Not if the earth could look like this, he thought. Not if he could hear the hope and the promise like a voice, with leaves, tree trunks and rocks instead of words. But he knew that the earth looked like this only because he had seen no sign of men for hours; he was alone, riding his bicycle down a forgotten trail through the hills of Pennsylvania where he had never been before, where he could feel the fresh wonder of an untouched world.
He was a very young man. He had just graduated from college--in the spring of the year 1935--and he wanted to decide whether life was worth living. He did not know that this was the question in his mind. He did not think of dying. He thought only that he wished t
o find joy and reason and meaning in life--and that none had been offered to him anywhere.
He had not liked the things taught to him in college. He had been taught a great deal about social responsibility, about a life of service and self-sacrifice. Everybody had said it was beautiful and inspiring. Only he had not felt inspired. He had felt nothing at all.

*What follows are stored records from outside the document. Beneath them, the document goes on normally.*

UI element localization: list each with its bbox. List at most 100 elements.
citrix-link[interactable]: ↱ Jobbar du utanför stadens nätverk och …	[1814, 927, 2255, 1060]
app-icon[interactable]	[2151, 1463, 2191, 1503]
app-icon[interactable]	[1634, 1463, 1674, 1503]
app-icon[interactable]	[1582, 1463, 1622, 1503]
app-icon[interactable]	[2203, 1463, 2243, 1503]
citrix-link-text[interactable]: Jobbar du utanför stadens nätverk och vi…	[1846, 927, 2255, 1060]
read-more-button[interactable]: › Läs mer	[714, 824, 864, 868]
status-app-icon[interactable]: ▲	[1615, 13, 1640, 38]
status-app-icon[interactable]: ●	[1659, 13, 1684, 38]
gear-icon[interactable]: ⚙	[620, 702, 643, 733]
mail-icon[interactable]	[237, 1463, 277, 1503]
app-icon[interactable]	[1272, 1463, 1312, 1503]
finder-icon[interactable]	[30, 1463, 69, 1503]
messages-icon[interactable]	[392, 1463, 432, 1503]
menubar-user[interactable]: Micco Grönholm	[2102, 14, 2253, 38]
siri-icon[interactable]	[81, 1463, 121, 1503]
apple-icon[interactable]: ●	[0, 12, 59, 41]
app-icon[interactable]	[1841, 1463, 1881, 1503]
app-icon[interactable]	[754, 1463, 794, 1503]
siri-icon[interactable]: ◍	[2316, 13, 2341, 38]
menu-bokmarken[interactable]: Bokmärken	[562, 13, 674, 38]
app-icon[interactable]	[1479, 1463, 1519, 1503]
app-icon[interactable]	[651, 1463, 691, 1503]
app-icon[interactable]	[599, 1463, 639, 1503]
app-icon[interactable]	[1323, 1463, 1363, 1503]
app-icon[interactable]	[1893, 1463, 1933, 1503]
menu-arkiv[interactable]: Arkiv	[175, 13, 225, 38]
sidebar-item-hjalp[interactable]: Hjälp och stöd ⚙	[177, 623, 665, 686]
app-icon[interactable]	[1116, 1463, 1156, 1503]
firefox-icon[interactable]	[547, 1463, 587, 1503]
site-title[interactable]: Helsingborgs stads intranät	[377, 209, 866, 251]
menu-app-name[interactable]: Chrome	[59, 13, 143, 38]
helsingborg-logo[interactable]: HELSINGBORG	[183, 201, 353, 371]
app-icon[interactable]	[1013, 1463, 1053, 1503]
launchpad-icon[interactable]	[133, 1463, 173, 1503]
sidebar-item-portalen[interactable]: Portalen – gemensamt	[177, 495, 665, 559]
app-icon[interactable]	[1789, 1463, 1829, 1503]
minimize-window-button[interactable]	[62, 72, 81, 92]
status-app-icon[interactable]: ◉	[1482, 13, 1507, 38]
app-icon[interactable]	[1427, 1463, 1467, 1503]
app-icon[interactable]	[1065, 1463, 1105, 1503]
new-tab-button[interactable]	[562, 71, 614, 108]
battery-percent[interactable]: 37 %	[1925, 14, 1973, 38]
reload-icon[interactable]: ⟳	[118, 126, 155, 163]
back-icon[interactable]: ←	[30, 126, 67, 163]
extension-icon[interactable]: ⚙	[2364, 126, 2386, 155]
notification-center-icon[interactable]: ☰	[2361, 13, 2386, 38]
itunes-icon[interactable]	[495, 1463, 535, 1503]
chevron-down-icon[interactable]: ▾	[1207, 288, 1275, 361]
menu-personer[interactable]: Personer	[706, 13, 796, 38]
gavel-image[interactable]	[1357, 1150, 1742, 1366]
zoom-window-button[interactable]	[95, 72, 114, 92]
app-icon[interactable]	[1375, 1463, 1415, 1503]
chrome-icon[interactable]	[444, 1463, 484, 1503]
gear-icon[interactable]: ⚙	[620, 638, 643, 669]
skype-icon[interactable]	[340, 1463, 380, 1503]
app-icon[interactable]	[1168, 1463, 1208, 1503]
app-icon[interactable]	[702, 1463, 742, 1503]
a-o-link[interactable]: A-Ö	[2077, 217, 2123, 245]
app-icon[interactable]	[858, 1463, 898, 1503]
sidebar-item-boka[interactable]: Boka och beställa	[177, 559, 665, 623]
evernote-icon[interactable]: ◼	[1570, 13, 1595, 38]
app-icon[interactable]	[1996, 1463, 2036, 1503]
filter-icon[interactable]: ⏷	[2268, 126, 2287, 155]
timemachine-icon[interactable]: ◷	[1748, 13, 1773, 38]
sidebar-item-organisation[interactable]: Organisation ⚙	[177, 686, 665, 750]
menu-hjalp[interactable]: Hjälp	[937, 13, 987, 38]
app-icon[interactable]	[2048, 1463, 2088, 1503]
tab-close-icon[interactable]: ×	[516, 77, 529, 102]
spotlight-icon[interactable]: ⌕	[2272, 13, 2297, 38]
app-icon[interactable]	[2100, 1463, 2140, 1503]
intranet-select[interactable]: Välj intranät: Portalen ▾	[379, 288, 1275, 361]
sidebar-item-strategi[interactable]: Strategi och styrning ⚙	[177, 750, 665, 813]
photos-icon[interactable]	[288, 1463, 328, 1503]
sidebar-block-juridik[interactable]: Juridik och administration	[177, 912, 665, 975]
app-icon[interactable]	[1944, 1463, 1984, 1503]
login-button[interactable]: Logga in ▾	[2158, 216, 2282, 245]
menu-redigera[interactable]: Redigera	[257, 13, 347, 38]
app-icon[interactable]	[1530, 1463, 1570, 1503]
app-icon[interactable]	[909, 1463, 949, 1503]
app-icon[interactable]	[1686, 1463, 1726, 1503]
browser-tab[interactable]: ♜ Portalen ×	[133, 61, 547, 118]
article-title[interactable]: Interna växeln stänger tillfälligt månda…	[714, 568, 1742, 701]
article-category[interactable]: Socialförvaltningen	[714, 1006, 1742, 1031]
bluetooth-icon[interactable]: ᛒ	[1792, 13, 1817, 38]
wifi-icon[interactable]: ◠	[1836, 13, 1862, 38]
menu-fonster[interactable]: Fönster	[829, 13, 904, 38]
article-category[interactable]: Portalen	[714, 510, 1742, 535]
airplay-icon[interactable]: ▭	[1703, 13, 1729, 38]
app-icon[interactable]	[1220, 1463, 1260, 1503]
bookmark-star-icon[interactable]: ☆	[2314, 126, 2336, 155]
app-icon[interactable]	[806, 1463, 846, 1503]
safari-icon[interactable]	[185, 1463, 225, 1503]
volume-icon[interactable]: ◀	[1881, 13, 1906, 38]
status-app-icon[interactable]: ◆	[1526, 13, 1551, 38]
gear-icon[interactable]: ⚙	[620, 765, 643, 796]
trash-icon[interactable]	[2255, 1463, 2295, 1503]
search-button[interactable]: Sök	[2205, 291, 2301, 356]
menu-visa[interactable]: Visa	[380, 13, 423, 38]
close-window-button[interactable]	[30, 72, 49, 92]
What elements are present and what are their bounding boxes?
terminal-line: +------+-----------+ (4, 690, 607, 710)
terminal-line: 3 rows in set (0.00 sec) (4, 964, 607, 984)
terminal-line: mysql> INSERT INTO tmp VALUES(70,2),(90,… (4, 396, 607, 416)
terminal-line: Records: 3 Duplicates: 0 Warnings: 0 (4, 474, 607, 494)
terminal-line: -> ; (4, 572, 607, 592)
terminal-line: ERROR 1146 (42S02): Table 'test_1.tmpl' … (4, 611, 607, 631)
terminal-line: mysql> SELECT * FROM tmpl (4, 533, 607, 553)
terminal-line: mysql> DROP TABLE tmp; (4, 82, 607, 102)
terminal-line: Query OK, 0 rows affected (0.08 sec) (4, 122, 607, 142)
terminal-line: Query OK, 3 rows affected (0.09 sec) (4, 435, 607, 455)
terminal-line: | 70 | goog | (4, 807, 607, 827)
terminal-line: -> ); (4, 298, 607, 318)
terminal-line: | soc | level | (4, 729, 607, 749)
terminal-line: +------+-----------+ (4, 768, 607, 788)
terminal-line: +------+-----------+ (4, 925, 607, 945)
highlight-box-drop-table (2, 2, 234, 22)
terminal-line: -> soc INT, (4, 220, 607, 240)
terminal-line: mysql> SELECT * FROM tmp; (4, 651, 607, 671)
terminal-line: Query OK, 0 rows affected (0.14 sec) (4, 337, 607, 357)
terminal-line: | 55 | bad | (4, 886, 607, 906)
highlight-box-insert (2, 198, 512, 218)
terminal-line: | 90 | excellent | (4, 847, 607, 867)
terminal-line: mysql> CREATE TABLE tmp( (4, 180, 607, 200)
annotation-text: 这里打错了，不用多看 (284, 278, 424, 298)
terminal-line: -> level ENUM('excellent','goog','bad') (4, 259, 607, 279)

He could not name the thing he wanted of life. He felt it here, in this wild loneliness. But he did not face nature with the joy of a healthy animal--as a proper and final setting; he faced it with the joy of a healthy man--as a challenge; as tools, means and material. So he felt anger that he should find exaltation only in the wilderness, that this great sense of hope had to be lost when he would return to men and men's work. He thought that this was not right; that man's work should be a higher step, an improvement on nature, not a degradation. He did not want to despise men; he wanted to love and admire them. But he dreaded the sight of the first house, poolroom and movie poster he would encounter on his way.
He had always wanted to write music, and he could give no other identity to the thing he sought. If you want to know what it is, he told himself, listen to the first phrases of Tchaikovsky's First Concerto--or the last movement of Rachmaninoff's Second. Men have not found the words for it nor the deed nor the thought, but they have found the music. Let me see that in one single act of man on earth. Let me see it made real. Let me see the answer to the promise of that music. Not servants nor those served; not altars and immolations; but the final, the fulfilled, innocent of pain. Don't help me or serve me, but let me see it once, because I need it. Don't work for my happiness, my brothers--show me yours--show me that it is possible--show me your achievement--and the knowledge will give me courage for mine.
He saw a blue hole ahead, where the road ended on the crest of a ridge. The blue looked cool and clean like a film of water stretched in the frame of green branches. It would be funny, he thought, if I came to the edge and found nothing but that blue beyond; nothing but the sky ahead, above and below. He closed his eyes and went on, suspending the possible for a moment, granting himself a dream, a few instants of believing that he would reach the crest, open his eyes and see the blue radiance of the sky below.